The focus of the film is Osmund (Eddie Redmayne), a novice monk who’s going through a difficult spiritual period, both because of the plague, and via temptations of the flesh in the form of his lover, Averill (Kimberly Nixon). When the plague strikes his village, he takes the opportunity to send Averill off to the forest, and sign on to serve as guide to a bunch of soldiers (led by Bean in full-on Ned Stark mode) who are off to investigate a town that’s supposedly using pagan magic to protect itself from the disease. Osmund and the soldiers come upon the town to discover that the townsfolk have, in fact, forsaken God, and that their approach to dealing with Christians is every bit as nasty as the Christian approach to dealing with pagans.
Perhaps the most notable thing about “Black Death” is that it’s a horror movie which goes about its nasty work in a realistic, no-nonsense manner. You’d think given that Bean, Redmayne and their compatriots are essentially on a witch hunt, that there’d be a fair amount of supernatural occurrences. But there’s not a single one—every action is grounded in reality, and the only “magic” in the film is simply the result of deception and manipulation. Director Christopher Smith (director of “Severance,” another underrated horror flick) has a knack for de-glorifying violence and portraying it with a grim nuts-and-bolts simplicity that you just can’t shake, and he displays it to great effect here.

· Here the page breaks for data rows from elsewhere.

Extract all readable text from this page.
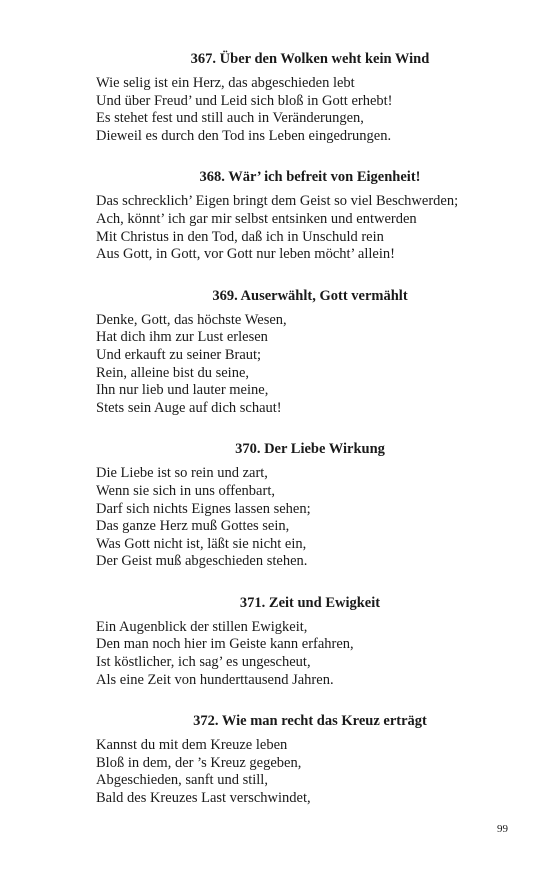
367. Über den Wolken weht kein Wind
Wie selig ist ein Herz, das abgeschieden lebt
Und über Freud’ und Leid sich bloß in Gott erhebt!
Es stehet fest und still auch in Veränderungen,
Dieweil es durch den Tod ins Leben eingedrungen.
368. Wär’ ich befreit von Eigenheit!
Das schrecklich’ Eigen bringt dem Geist so viel Beschwerden;
Ach, könnt’ ich gar mir selbst entsinken und entwerden
Mit Christus in den Tod, daß ich in Unschuld rein
Aus Gott, in Gott, vor Gott nur leben möcht’ allein!
369. Auserwählt, Gott vermählt
Denke, Gott, das höchste Wesen,
Hat dich ihm zur Lust erlesen
Und erkauft zu seiner Braut;
Rein, alleine bist du seine,
Ihn nur lieb und lauter meine,
Stets sein Auge auf dich schaut!
370. Der Liebe Wirkung
Die Liebe ist so rein und zart,
Wenn sie sich in uns offenbart,
Darf sich nichts Eignes lassen sehen;
Das ganze Herz muß Gottes sein,
Was Gott nicht ist, läßt sie nicht ein,
Der Geist muß abgeschieden stehen.
371. Zeit und Ewigkeit
Ein Augenblick der stillen Ewigkeit,
Den man noch hier im Geiste kann erfahren,
Ist köstlicher, ich sag’ es ungescheut,
Als eine Zeit von hunderttausend Jahren.
372. Wie man recht das Kreuz erträgt
Kannst du mit dem Kreuze leben
Bloß in dem, der ’s Kreuz gegeben,
Abgeschieden, sanft und still,
Bald des Kreuzes Last verschwindet,
99
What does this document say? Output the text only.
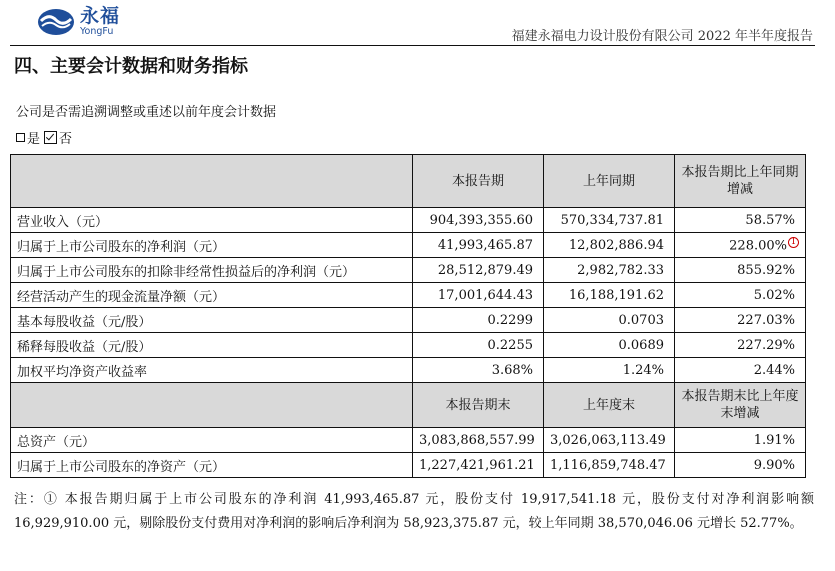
永福
YongFu	福建永福电力设计股份有限公司 2022 年半年度报告
四、主要会计数据和财务指标
公司是否需追溯调整或重述以前年度会计数据
是 否
	本报告期	上年同期	本报告期比上年同期增减
营业收入（元）	904,393,355.60	570,334,737.81	58.57%
归属于上市公司股东的净利润（元）	41,993,465.87	12,802,886.94	228.00% 1
归属于上市公司股东的扣除非经常性损益后的净利润（元）	28,512,879.49	2,982,782.33	855.92%
经营活动产生的现金流量净额（元）	17,001,644.43	16,188,191.62	5.02%
基本每股收益（元/股）	0.2299	0.0703	227.03%
稀释每股收益（元/股）	0.2255	0.0689	227.29%
加权平均净资产收益率	3.68%	1.24%	2.44%
	本报告期末	上年度末	本报告期末比上年度末增减
总资产（元）	3,083,868,557.99	3,026,063,113.49	1.91%
归属于上市公司股东的净资产（元）	1,227,421,961.21	1,116,859,748.47	9.90%
注：① 本报告期归属于上市公司股东的净利润 41,993,465.87 元，股份支付 19,917,541.18 元，股份支付对净利润影响额 16,929,910.00 元，剔除股份支付费用对净利润的影响后净利润为 58,923,375.87 元，较上年同期 38,570,046.06 元增长 52.77%。
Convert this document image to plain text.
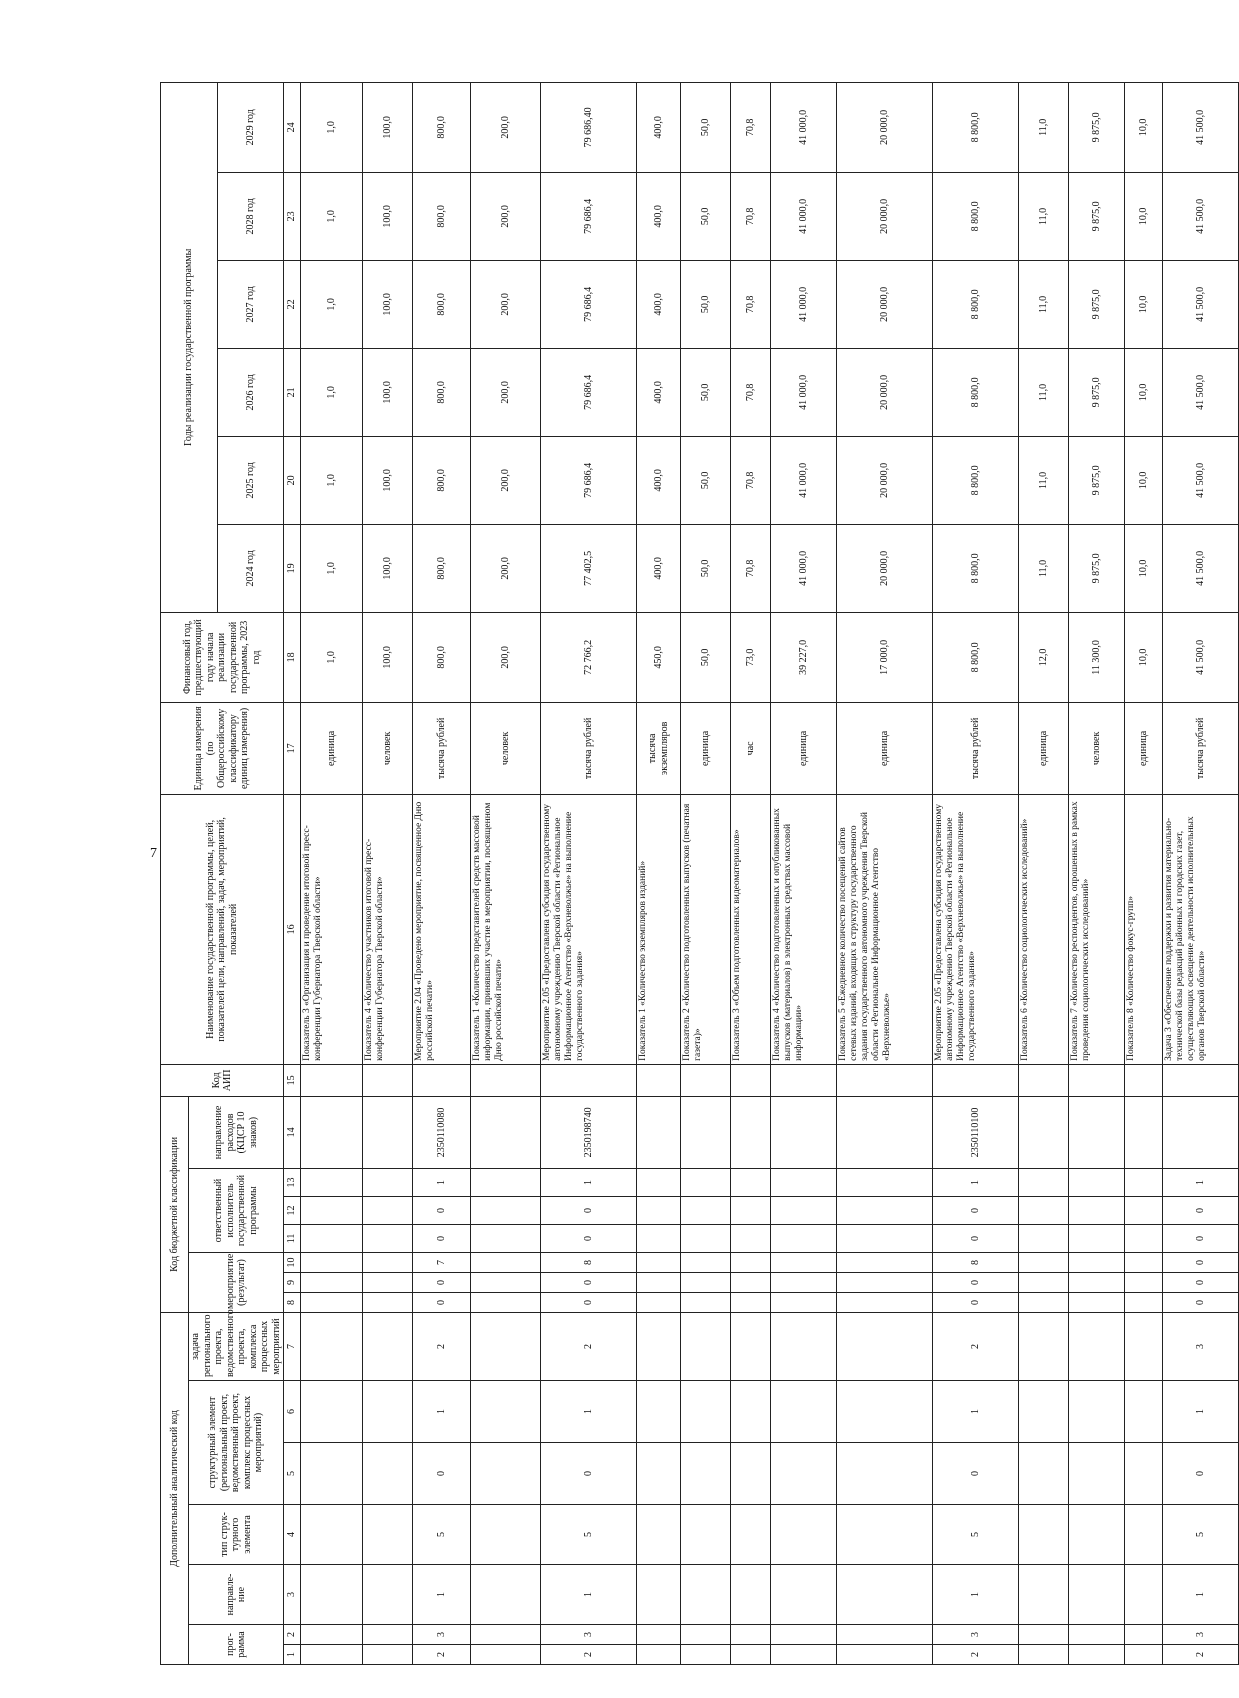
7
Дополнительный аналитический код							Код бюджетной классификации							Код АИП	Наименование государственной программы, целей, показателей цели, направлений, задач, мероприятий, показателей	Единица измерения (по Общероссийскому классификатору единиц измерения)	Финансовый год, предшествующий году начала реализации государственной программы, 2023 год	Годы реализации государственной программы					
прог-рамма		направле-ние	тип струк-турного элемента	структурный элемент (региональный проект, ведомственный проект, комплекс процессных мероприятий)		задача регионального проекта, ведомственного проекта, комплекса процессных мероприятий	мероприятие (результат)			ответственный исполнитель государственной программы			направление расходов (КЦСР 10 знаков)										
																		2024 год	2025 год	2026 год	2027 год	2028 год	2029 год
1	2	3	4	5	6	7	8	9	10	11	12	13	14	15	16	17	18	19	20	21	22	23	24
															Показатель 3 «Организация и проведение итоговой пресс-конференции Губернатора Тверской области»	единица	1,0	1,0	1,0	1,0	1,0	1,0	1,0
															Показатель 4 «Количество участников итоговой пресс-конференции Губернатора Тверской области»	человек	100,0	100,0	100,0	100,0	100,0	100,0	100,0
2	3	1	5	0	1	2	0	0	7	0	0	1	2350110080		Мероприятие 2.04 «Проведено мероприятие, посвященное Дню российской печати»	тысяча рублей	800,0	800,0	800,0	800,0	800,0	800,0	800,0
															Показатель 1 «Количество представителей средств массовой информации, принявших участие в мероприятии, посвященном Дню российской печати»	человек	200,0	200,0	200,0	200,0	200,0	200,0	200,0
2	3	1	5	0	1	2	0	0	8	0	0	1	2350198740		Мероприятие 2.05 «Предоставлена субсидия государственному автономному учреждению Тверской области «Региональное Информационное Агентство «Верхневолжье» на выполнение государственного задания»	тысяча рублей	72 766,2	77 402,5	79 686,4	79 686,4	79 686,4	79 686,4	79 686,40
															Показатель 1 «Количество экземпляров изданий»	тысяча экземпляров	450,0	400,0	400,0	400,0	400,0	400,0	400,0
															Показатель 2 «Количество подготовленных выпусков (печатная газета)»	единица	50,0	50,0	50,0	50,0	50,0	50,0	50,0
															Показатель 3 «Объем подготовленных видеоматериалов»	час	73,0	70,8	70,8	70,8	70,8	70,8	70,8
															Показатель 4 «Количество подготовленных и опубликованных выпусков (материалов) в электронных средствах массовой информации»	единица	39 227,0	41 000,0	41 000,0	41 000,0	41 000,0	41 000,0	41 000,0
															Показатель 5 «Ежедневное количество посещений сайтов сетевых изданий, входящих в структуру государственного задания государственного автономного учреждения Тверской области «Региональное Информационное Агентство «Верхневолжье»	единица	17 000,0	20 000,0	20 000,0	20 000,0	20 000,0	20 000,0	20 000,0
2	3	1	5	0	1	2	0	0	8	0	0	1	2350110100		Мероприятие 2.05 «Предоставлена субсидия государственному автономному учреждению Тверской области «Региональное Информационное Агентство «Верхневолжье» на выполнение государственного задания»	тысяча рублей	8 800,0	8 800,0	8 800,0	8 800,0	8 800,0	8 800,0	8 800,0
															Показатель 6 «Количество социологических исследований»	единица	12,0	11,0	11,0	11,0	11,0	11,0	11,0
															Показатель 7 «Количество респондентов, опрошенных в рамках проведения социологических исследований»	человек	11 300,0	9 875,0	9 875,0	9 875,0	9 875,0	9 875,0	9 875,0
															Показатель 8 «Количество фокус-групп»	единица	10,0	10,0	10,0	10,0	10,0	10,0	10,0
2	3	1	5	0	1	3	0	0	0	0	0	1			Задача 3 «Обеспечение поддержки и развития материально-технической базы редакций районных и городских газет, осуществляющих освещение деятельности исполнительных органов Тверской области»	тысяча рублей	41 500,0	41 500,0	41 500,0	41 500,0	41 500,0	41 500,0	41 500,0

There are plenty of action scenes throughout “Black Death,” but it’s only towards the end, when the stakes are at their height, that we see much blood. This restraint, coupled with a gray color palette and ominous music create a sense of cold dread, making you constantly feel that as bad as things are, they’re about to get a lot worse.
We don’t get to know the characters very much either, getting only enough information about Osmund to set the story in motion, and even less from the men he accompanies. These long-time battle companions, however, seem to care a lot about each other despite their practical knowledge that the ones who don’t die in battle will probably die of disease. It’s a feeling that adds to the downer atmosphere, but feels like it could use more development, especially given the stark, terrifying-in-concept setpiece that makes up the movie’s climax. There are lots of emotions building up on screen here, but it doesn’t hit the audience the way it might if we were more invested in the characters.
But what Smith and screenwriter Dario Poloni lack in dramatic development, they make up for in thematic depth. “Black Death” feels like a form of modern-day morality play, presenting some interesting questions regarding religion–not necessarily belief itself, but the people who believe. Early in the film, Osmund’s superior at the monastery warns him that Bean and his crew are “more dangerous than the pestilence,” and while at first you wonder what he’s going on about, it quickly becomes clear that there are some uncomfortable viruslike similarities between the plague and the religious extremism on display from both the Christians and the Pagans.
There’s a volatile mix of narrow-minded conviction and power madness in the interactions between Bean’s Ulrich and village sorceress Langiva (Carice Van Houten). The ensuing violence, cruelty and vengeful trickery leave both sides looking pretty bad, and the survivors shaken and confused.
Unfortunately, “Black Death” is bogged down by a heavy-handed, unnecessary closing narrative that feels tacked-on, and leaves no ambiguity about its message, or what happens after the climactic confrontation with the villagers. Given the intelligent nature of the rest of the film, it’s a little disappointing that Smith doesn’t trust the audience to figure out the meaning themselves.
And as a horror movie, much of the action is lacking—it’s strangely bloodless and over too quickly. But the palpable sense of hopelessness Smith creates here is not to be ignored, nor is the film’s shocking, unsparing climax. “Black Death” definitely isn’t a rollicking, bloody good time, but it is a haunting study in the capacity for cruelty in people when they’re scared, and the lingering effects that cruelty can have.